Un an après son entrée en vigueur, la Loi Le Meur — souvent qualifiée de « loi anti-Airbnb » — continue de faire débat. Présentée comme un outil majeur pour lutter contre la crise du logement, elle a profondément modifié le cadre fiscal et réglementaire des meublés de tourisme. Mais les premiers bilans montrent un décalage frappant entre l’ampleur des contraintes imposées aux propriétaires et le faible impact réel sur l’accès au logement.
Si la loi renforce la fiscalité, durcit les obligations énergétiques (DPE), et donne davantage de pouvoir aux maires, elle ne traite pas les causes structurelles de la crise : déficit de construction, vacance élevée et lourdeurs administratives. Voici une analyse critique de cette première année de mise en œuvre.
1. Une réforme fiscale lourde, mais pas centrale dans le débat
La Loi Le Meur reconfigure profondément le régime LMNP, notamment avec la réduction massive des abattements du Micro-BIC. Ces seuils abaissés ont poussé de nombreux propriétaires à se tourner vers la classification en meublé de tourisme ou vers le régime Réel. De plus, l’alignement du calcul des plus-values sur les règles professionnelles ajoute un niveau d’incertitude fiscale.

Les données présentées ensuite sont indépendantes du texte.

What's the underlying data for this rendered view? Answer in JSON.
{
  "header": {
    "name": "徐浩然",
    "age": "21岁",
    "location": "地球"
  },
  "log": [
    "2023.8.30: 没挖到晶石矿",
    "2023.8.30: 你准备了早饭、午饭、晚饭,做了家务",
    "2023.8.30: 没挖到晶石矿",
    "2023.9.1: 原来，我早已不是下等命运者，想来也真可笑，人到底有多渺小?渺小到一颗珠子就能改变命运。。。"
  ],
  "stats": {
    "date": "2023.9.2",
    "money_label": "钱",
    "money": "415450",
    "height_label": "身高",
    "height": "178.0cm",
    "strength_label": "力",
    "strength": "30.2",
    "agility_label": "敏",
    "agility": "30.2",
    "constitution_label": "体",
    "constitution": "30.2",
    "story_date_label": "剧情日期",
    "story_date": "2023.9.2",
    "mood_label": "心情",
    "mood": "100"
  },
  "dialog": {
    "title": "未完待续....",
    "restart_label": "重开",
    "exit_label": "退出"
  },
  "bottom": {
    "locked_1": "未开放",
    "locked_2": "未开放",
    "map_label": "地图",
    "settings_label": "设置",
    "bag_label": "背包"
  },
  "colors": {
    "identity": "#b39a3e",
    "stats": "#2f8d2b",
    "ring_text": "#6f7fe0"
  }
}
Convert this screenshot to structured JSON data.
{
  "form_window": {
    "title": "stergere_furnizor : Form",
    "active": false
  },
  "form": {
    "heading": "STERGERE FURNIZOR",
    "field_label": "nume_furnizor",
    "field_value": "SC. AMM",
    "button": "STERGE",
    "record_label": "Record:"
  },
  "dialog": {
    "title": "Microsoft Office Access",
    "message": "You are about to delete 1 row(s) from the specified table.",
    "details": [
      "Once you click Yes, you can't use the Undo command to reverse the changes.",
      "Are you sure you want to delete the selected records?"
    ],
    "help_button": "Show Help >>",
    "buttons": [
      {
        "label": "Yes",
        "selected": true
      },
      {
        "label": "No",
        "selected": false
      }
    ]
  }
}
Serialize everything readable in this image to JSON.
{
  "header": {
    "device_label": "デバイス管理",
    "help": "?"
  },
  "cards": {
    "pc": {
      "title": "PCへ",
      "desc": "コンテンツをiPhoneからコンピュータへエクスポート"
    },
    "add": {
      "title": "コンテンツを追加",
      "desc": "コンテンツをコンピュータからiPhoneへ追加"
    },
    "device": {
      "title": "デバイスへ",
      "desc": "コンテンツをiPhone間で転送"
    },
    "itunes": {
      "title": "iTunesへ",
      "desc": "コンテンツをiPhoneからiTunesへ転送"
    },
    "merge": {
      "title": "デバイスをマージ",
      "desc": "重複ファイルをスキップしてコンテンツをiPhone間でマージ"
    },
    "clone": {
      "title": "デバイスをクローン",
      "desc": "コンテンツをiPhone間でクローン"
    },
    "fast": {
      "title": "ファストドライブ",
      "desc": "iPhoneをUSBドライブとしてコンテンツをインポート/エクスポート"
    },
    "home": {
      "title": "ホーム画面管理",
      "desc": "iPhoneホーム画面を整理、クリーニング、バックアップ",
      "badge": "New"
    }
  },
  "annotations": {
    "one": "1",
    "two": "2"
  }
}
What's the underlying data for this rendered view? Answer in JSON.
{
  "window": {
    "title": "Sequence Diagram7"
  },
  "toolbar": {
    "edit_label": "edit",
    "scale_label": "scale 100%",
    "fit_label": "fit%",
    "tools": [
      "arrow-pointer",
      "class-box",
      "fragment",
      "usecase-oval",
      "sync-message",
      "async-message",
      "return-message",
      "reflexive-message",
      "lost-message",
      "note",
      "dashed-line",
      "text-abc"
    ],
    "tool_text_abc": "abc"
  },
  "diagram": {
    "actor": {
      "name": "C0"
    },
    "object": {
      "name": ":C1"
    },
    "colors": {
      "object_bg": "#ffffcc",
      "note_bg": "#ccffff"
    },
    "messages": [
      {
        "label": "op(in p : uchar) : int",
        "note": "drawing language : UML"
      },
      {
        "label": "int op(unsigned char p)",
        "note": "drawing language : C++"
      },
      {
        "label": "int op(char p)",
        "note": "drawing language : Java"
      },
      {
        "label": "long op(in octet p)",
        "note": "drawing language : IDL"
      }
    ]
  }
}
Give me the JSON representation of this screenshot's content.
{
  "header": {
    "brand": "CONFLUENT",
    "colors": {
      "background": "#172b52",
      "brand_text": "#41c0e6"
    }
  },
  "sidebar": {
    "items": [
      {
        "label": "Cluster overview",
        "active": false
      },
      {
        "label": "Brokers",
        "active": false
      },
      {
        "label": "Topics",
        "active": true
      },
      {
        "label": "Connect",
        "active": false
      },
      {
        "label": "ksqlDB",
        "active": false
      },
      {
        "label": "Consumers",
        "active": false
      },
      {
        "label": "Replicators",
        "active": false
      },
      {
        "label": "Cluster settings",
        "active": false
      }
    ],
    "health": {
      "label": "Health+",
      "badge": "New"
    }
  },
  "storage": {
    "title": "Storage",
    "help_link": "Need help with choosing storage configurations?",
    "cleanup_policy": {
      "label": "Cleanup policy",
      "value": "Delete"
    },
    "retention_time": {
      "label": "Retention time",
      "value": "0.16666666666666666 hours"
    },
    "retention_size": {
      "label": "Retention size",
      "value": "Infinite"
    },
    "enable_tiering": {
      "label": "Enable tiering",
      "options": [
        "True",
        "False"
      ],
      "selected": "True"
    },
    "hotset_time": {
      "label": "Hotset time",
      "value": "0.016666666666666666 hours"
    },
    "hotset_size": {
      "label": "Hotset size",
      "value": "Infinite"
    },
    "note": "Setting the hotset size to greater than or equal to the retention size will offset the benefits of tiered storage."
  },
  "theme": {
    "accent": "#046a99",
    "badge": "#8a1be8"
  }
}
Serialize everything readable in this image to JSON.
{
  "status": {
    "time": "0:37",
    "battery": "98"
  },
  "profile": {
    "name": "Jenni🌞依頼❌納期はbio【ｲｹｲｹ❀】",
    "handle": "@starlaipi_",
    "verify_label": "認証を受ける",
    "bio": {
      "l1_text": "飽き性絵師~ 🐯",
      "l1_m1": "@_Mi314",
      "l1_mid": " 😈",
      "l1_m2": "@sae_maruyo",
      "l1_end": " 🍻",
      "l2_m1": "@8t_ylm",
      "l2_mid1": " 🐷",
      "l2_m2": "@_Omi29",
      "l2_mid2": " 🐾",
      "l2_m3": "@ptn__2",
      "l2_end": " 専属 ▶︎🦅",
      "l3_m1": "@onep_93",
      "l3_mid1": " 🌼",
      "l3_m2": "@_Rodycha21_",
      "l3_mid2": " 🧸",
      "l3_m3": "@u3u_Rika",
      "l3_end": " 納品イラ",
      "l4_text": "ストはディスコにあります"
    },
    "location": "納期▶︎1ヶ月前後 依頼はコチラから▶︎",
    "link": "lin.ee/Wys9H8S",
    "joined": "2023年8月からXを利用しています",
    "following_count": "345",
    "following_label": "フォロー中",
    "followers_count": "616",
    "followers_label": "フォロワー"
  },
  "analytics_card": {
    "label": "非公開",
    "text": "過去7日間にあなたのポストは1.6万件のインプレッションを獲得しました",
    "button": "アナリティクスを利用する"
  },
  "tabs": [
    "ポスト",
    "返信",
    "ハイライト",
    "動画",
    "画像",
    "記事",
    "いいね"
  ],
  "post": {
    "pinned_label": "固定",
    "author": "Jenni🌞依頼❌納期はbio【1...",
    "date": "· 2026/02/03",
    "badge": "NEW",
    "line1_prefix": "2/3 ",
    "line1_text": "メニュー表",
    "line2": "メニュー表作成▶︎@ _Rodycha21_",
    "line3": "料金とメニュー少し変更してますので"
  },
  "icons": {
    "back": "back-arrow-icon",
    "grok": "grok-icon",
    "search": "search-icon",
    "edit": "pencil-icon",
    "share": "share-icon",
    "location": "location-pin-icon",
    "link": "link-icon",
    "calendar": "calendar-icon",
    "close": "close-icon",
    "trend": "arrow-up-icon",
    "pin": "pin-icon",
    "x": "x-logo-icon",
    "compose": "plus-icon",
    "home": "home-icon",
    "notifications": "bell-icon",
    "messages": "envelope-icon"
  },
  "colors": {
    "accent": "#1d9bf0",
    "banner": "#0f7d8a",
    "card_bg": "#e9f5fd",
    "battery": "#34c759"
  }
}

Toutefois, même si ces changements pèsent lourd sur les petits propriétaires, ils restent accessoires dans l’analyse du marché du logement : ils modifient la rentabilité individuelle, mais n’ont que très peu d’effet sur l’offre globale de logements en résidence principale.
2. Une régulation locale renforcée, avec un impact variable selon les territoires
La loi a surtout renforcé le pouvoir des municipalités : limitation des locations à 90 jours pour les résidences principales, enregistrement obligatoire, hausse des sanctions, contrôle accru en copropriété et obligation de DPE. Ces outils permettent aux maires de restreindre fortement l’activité, notamment dans les zones tendues.
Mais leur efficacité dépend entièrement de leur degré d’application locale. Certaines villes, très dépendantes du tourisme, restent prudentes. D’autres, comme Paris ou Bordeaux, ont adopté une stratégie très restrictive… sans résultats probants sur les prix ou la disponibilité des logements.
3. Un an après : un bilan largement mitigé
Les meublés touristiques représentent une part marginale de la crise
Les données observées dans les villes les plus strictes montrent un impact extrêmement limité :
- Part des meublés intensifs : 0,3 à 0,4 % du parc
- Part des logements vacants : 7 à 10 %, soit jusqu’à 25 fois plus que les meublés touristiques
- Évolution des prix depuis le durcissement des règles :
- Paris : loyers +13 %, prix d’achat +6 %
- Bordeaux : loyers +22 %, prix d’achat +10 %
Ces chiffres soulignent que les meublés de tourisme ne sont pas un moteur majeur de la crise du logement. Même en contexte de régulation stricte, les prix continuent d’augmenter. Le problème vient principalement du manque de construction neuve, de la vacance durable et des contraintes pesant sur les bailleurs traditionnels.
Des conséquences économiques lourdes
Alors que l’effet sur le logement reste minime, l’impact sur l’économie locale est immédiat :
- retrait massif d’annonces et incertitude des investisseurs,
- baisse d’activité pour les conciergeries, blanchisseries et services associés,
- risque de fragilisation du tourisme urbain, déjà confronté à une hausse record des prix hôteliers (+70 % en huit ans à Paris).
Dans certaines stations touristiques, les exigences DPE inquiètent : les copropriétés mettent parfois des années à voter des travaux. Une application trop stricte pourrait déstabiliser l’économie de montagne, fortement dépendante des locations saisonnières.
Déplacements stratégiques plutôt que disparition du secteur
Loin de s’effondrer, le marché s’adapte :
- investissement déplacé vers des locaux à usage commercial (plus simples à louer),
- bascule vers le régime Réel,
- contournements administratifs liés au manque de coopération de certaines plateformes.
La loi Le Meur rend l’activité plus complexe, mais ne l’élimine pas. Elle va surtout renforcer la professionnalisation du secteur au détriment des petits propriétaires individuels.
4. Une loi structurante… mais un remède insuffisant à la crise du logement
La Loi Le Meur apporte certes un cadre plus strict aux meublés de tourisme, mais elle n’aborde pas les racines de la crise :
- trop peu de logements construits,
- lourdeur des procédures,
- difficultés de rénovation des logements vacants,
- inadéquation entre l’offre et les besoins réels des ménages.
Après un an, le constat est clair : cibler les meublés touristiques ne libère qu’une part infime de logements, tandis que les effets économiques et sociaux de la réforme touchent un secteur entier du tourisme.
La crise du logement nécessite une approche plus globale, ambitieuse et cohérente — qui dépasse largement le seul périmètre d’Airbnb et des locations de courte durée.